The seed pods or bolls were totally chewed up and there was debris scattered all over the ground inside each isolation tent. Here’s the debris from the type called Pinnacle:
I gradually realized that the isolation tents themselves had been the reason for the total devastation. They provided a nice, protected space for small creatures to sit undisturbed by potential predators, eating away to their hearts’ content.
Most of the tents were actually still intact, it turned out. Inside these, the seed and poop debris collected along the inside fold of the fabric at the bottom. Here’s the bottom edge of the inside of the Pinnacle tent:
And here is the mess inside the tent of type 590:
The few remaining stalks held either chewed up bolls or green, immature seed heads. I went home to sob, and then consulted Carolyn, the botanist in our New England Flax and Linen Study Group. Since there was no hope of saving seed from this batch, she suggested pulling up the remaining plants so we could assess them for fiber quality. I went back to the garden, pulled them up, labeled, and dried them. The yield of intact plants was pitiful.
These are the important lessons gleaned from this sad experience:
First, rodents love flax seed, even unripe flax seed.
Second, isolation tents provide cover for rodents.
Third, weeds and other plants growing around the isolation cages also provide cover for rodents.
Fourth, growing out flax seed while maintaining isolation requires an anti-rodent defense system.
Fifth, check your flax every day while the seeds are ripening.
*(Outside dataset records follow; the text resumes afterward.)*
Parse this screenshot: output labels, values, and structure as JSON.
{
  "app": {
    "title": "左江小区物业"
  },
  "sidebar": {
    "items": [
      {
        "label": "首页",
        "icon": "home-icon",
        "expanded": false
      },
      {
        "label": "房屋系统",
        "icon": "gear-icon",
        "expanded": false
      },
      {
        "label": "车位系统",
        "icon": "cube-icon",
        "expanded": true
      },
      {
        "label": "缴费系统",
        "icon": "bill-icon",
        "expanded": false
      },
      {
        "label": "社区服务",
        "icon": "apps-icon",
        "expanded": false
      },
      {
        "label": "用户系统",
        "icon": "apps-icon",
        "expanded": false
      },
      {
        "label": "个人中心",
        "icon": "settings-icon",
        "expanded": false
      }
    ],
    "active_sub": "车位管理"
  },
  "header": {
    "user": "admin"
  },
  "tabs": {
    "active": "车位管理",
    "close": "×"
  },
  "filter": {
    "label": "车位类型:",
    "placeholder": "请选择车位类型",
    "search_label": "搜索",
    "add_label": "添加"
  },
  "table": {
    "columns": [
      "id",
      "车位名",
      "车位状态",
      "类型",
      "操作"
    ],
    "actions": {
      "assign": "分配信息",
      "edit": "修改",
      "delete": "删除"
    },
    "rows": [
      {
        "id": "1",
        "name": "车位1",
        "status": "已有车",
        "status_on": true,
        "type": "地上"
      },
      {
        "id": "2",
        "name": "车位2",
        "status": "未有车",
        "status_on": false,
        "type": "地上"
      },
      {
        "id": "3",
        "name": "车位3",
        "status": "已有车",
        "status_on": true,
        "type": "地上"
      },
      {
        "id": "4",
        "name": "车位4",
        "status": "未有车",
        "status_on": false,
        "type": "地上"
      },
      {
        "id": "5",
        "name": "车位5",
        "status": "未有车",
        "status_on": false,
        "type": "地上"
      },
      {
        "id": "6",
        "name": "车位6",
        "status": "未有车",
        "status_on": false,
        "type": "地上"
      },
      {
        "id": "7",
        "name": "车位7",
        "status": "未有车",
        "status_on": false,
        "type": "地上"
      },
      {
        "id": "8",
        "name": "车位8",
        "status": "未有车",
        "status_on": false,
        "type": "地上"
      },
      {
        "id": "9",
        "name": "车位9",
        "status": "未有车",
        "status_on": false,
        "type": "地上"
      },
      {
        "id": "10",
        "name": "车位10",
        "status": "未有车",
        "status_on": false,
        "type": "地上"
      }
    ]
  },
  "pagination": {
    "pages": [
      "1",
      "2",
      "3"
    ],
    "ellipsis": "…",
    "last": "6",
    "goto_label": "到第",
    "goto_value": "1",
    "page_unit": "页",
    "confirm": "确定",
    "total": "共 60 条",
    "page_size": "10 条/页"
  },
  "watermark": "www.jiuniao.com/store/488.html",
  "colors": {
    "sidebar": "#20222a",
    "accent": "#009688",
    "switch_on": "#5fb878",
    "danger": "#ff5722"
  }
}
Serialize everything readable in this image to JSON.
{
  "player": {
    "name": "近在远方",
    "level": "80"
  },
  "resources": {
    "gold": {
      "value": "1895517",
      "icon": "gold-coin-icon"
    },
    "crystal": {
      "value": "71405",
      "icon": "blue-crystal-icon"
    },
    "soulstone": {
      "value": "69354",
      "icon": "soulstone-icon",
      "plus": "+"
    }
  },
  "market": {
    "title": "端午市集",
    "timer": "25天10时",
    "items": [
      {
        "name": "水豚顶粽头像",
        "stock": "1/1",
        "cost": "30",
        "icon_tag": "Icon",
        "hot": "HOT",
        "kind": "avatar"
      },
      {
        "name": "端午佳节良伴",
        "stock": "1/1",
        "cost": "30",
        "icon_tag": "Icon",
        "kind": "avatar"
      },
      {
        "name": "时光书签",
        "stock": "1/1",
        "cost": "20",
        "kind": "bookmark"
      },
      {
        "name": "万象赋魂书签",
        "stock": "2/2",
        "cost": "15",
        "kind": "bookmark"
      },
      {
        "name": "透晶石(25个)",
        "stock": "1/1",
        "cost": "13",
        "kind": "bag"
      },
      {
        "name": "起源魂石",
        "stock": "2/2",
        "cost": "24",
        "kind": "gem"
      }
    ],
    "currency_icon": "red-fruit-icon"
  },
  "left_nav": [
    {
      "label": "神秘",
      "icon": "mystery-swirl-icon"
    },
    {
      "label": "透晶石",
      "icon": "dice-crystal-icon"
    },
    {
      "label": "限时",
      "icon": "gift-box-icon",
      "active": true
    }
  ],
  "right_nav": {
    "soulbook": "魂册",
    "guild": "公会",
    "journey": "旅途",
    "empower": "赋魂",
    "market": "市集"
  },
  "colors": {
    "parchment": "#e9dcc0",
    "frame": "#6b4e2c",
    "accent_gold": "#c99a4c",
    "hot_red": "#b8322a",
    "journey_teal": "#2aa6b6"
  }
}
Fortunately, I had divided my experiment between two different plots. I never get things right the first time, so even at the beginning of the experiment I had anticipated a high likelihood of some kind of failure. Dividing it up seemed prudent, and in fact it was. I was immediately able to put my new information to use at Amethyst Farm and was able to save the second half of the experiment from the same rodent fate.